Testing the New Code

I was worried about nested ternary operators, which I’ve used quite a bit in other code. The ternary operator is right associative, which means we bind the ‘?’ to the right more tightly than to the left.

Fortunately, as we greedily seek out the ‘:’ token and the false expression once we have parsed the ‘?’ token, our parser is already treating the ternary operator as right associative.

tests/input121.c is an example of a nested ternary operator:

#include <stdio.h>

int x;
int y= 3;

int main() {
  for (y= 0; y < 10; y++) {
    x= (y < 4) ? y + 2 :
       (y > 7) ? 1000 : y + 9;
    printf("%d\n", x);
  }
  return(0);
}

If y<4, then x becomes y+2. If not, we evaluate the second ternary operator. If y>7, x becomes 1000, otherwise it becomes y+9.

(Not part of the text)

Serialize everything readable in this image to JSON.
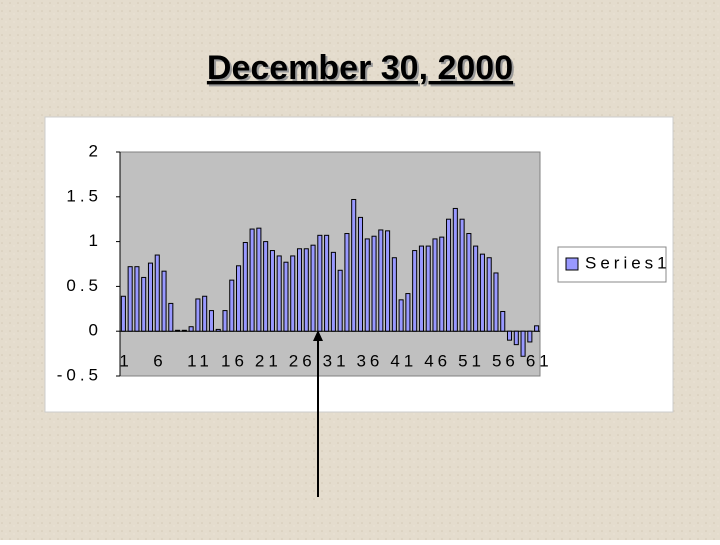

The effect is to do y+2 for y values 0 to 3, y+9 for y values 4 to 7, and 1000 for higher y values:

2
3
4
5
13
14
15
16
1000
1000

Conclusion and What’s Next

Like a few of the steps so far, I was apprehensive to tackle the ternary operator because I thought it would be very difficult. I did have problems putting it into the IF generating code, so I stepped back a bit. Actually, I went out to see a movie with my wife and this gave me a chance to mull things over. I realised that I had to free all but one registers, and I should write a separate function. After that, writing the code was straight forward. It’s always good to step away from the keyboard now and then.

In the next part of our compiler writing journey, I will feed the compiler to itself, look at the parse errors I get and choose one or more of them to fix.

P.S. We’ve reached 5,000 lines of code and 90,000 words in the Readme files. We must be nearly there!